Data Scale: From Millions to Trillions of Tokens

The amount of data required for pretraining mainly depends on the model size (number of parameters).
Empirical rules come from the Scaling Laws (Kaplan et al., 2020): the larger the model, the more training tokens are needed in proportion; otherwise, the model becomes undertrained.

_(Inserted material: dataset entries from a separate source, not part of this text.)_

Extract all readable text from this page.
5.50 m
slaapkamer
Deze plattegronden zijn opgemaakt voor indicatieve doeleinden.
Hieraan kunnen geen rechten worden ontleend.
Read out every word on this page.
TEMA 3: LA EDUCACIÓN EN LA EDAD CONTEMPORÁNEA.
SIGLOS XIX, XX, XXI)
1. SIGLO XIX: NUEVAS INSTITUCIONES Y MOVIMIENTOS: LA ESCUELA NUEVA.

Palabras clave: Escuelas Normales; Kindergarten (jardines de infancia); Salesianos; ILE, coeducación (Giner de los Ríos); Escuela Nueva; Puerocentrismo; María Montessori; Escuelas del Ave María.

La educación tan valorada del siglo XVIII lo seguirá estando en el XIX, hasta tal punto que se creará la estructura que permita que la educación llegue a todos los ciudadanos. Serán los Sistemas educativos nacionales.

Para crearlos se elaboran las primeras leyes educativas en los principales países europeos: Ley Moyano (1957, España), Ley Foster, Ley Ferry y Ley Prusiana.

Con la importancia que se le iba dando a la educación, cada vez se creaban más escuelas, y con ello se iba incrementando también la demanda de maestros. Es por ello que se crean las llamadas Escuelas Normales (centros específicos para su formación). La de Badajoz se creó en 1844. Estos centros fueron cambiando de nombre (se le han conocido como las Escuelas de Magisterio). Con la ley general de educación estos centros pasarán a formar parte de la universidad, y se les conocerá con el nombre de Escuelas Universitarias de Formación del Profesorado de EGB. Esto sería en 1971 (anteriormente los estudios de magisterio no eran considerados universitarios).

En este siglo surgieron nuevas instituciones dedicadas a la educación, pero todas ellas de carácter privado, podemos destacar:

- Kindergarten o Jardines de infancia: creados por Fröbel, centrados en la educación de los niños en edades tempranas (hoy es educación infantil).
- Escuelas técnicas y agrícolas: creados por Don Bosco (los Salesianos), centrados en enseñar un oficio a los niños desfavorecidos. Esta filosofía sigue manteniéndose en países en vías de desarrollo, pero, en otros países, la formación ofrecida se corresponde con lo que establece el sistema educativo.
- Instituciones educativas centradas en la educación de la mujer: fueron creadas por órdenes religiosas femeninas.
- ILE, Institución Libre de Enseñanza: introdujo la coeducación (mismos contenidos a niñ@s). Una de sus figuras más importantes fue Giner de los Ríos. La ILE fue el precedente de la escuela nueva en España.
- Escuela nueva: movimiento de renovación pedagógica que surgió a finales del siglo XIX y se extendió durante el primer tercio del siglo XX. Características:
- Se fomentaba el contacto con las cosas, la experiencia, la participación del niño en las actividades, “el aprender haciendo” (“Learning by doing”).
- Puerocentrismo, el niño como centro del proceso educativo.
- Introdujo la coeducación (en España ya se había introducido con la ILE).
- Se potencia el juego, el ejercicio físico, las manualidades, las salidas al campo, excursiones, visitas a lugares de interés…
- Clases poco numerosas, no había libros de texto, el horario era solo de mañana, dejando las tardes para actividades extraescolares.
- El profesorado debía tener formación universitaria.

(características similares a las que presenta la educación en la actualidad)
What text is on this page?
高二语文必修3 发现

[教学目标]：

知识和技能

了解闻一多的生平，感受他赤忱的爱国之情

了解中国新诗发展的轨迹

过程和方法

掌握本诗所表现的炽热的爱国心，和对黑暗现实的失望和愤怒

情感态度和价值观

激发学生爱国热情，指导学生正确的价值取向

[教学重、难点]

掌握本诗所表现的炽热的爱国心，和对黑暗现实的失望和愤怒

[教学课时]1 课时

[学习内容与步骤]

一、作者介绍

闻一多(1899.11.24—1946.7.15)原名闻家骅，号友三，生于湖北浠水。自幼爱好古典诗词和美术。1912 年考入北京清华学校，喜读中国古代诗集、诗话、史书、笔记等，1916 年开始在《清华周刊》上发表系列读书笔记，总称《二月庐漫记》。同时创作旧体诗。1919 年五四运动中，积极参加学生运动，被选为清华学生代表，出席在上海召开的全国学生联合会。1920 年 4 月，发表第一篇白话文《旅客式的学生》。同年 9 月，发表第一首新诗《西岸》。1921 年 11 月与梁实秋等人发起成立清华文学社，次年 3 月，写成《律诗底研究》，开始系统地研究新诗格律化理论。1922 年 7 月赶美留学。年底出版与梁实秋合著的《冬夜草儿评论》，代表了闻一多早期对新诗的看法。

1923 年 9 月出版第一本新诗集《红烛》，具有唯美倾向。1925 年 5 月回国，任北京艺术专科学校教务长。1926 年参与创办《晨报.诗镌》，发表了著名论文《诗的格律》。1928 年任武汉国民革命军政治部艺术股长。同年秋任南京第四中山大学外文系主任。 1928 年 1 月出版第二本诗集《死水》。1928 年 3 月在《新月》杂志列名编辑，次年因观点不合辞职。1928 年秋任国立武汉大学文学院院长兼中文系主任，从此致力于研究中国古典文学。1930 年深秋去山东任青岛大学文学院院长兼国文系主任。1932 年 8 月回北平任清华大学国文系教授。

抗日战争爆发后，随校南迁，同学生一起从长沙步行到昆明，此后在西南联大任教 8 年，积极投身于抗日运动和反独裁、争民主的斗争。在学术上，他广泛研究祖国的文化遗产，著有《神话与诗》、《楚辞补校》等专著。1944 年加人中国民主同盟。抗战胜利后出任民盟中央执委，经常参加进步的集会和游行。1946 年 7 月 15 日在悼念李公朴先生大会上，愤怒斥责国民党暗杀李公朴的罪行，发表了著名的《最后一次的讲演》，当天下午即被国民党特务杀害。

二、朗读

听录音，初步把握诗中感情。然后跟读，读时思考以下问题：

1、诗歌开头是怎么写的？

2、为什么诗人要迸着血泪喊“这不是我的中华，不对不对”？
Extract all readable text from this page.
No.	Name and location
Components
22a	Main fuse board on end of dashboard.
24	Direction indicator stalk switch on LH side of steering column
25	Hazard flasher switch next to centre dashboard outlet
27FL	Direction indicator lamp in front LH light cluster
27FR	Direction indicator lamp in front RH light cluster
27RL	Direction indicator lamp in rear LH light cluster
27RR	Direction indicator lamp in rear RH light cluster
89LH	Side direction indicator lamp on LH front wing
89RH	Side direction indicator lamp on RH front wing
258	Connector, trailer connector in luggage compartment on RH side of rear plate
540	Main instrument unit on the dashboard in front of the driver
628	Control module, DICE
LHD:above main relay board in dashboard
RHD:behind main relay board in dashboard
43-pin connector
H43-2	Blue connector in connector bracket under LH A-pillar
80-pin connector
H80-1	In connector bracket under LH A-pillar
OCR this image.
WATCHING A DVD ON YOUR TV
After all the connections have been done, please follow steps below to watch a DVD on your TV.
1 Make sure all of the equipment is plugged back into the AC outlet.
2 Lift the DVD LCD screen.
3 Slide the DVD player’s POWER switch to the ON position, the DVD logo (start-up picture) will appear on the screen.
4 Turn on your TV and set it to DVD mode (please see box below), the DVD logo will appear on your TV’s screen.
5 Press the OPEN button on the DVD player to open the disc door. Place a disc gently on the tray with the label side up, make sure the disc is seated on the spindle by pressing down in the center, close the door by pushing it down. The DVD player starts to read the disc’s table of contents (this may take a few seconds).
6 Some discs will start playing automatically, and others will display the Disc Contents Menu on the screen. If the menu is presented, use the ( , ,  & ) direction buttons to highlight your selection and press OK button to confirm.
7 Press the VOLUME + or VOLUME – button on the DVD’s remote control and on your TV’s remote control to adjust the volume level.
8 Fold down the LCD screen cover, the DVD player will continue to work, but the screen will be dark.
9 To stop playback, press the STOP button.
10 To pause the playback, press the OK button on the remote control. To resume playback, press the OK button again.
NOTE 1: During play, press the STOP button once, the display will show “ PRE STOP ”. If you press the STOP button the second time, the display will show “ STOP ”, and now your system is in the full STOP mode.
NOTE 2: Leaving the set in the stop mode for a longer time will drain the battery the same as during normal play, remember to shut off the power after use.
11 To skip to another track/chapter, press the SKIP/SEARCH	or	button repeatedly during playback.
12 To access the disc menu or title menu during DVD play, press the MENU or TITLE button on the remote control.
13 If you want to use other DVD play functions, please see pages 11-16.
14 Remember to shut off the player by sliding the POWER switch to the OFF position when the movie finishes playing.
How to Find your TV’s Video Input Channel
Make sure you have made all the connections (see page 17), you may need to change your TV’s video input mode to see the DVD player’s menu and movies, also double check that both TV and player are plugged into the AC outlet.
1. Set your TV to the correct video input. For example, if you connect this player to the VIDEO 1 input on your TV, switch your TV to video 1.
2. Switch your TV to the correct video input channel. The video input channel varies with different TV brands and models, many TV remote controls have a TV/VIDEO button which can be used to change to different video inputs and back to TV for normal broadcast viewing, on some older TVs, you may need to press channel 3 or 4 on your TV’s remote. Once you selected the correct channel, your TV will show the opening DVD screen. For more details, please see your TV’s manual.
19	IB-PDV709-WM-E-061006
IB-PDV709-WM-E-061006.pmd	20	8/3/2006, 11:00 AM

Model Size Representative Model Training Tokens (Empirical) Estimated Data Volume
~100M params Small language models (e.g., DistilGPT) 10⁹ (1B) Tens of GB
~1B params GPT-2 Small 10¹⁰ (10B) Hundreds of GB
~6B params GPT-J / GPT-NeoX 10¹¹ (100B) TB scale
~70B params LLaMA-2 / Falcon-70B 2×10¹² (2T) Tens of TB
~1T params GPT-4 level 10¹³ (10T) Hundreds of TB
  • Empirical ratio rule: Ideal training tokens ≈ 20×number of parameters (in tokens). For example, a 70B model should ideally be trained on ~1.4T tokens.

Training Time

Assuming we use A100 GPUs (80GB) or H100 GPUs (80GB):

Model GPU Type Number of GPUs Data Volume (Tokens) Estimated Training Time
GPT-2 (1.5B) V100 × 32 32 GPUs 40B ~1 week
GPT-J (6B) A100 × 64 64 GPUs 400B ~2-3 weeks
LLaMA-2 70B A100 × 2048 2048 GPUs 2T ~3-4 weeks
GPT-4 level H100 × 10,000+ Tens of thousands 10T Several months

Data Preparation Workload

Pretraining corpora usually come from a mix of sources:

Data Type Proportion Source Purpose
Web Text 50-70% Common Crawl, Wikipedia Language diversity
Books / Papers 10-20% BooksCorpus, ArXiv Long context, logic
Code 10-20% GitHub, StackOverflow Program understanding
Dialogue / QA 5-10% OpenAssistant, Reddit Interactive structure

Data cleaning often takes more time than training itself. These steps include:

  • Deduplication
  • Language detection
  • Spam filtering
  • Text normalization (tokenize, normalize)

4. Fine-Tuning and Instruction Alignment

4.1 SFT (Supervised Fine-Tuning) and Continued Pretraining

Supervised Fine-Tuning (SFT) adapts a pretrained model to a specific task using labeled data or instruction-response pairs.

Step 1 – Define Tasks and Instructions

  • Task definition: specify what the model should do (e.g., text classification, summarization, translation).
  • Instruction design: build prompt templates such as
    “Classify the following text as positive or negative.”

Step 2 – Collect Raw Data

  • Use public datasets, domain-specific corpora, or crowdsourcing.
  • Clean and normalize data (remove duplicates, fix encoding, etc.).

Step 3 – Label Data

  • Establish clear annotation rules for consistency.
  • Apply human labeling or semi-automatic labeling tools.

Step 4 – Construct Instruction Dataset

  • Split data into training / validation / test sets.
  • Store in structured formats (JSON, CSV, etc.).

Step 5 – Enhance Data Diversity

  • Use synonym replacement or paraphrasing for augmentation.
  • Cover multiple use-case scenarios.

Step 6 – Evaluate and Iterate

  • Run small-scale evaluation to check performance.
  • Refine prompts or add examples for better alignment.

⚠ SFT may cause over-specialization—the model can lose generality and exploratory ability.
A common remedy: mix instruction + pretraining data, and follow SFT with preference optimization (DPO / PPO / ORPO).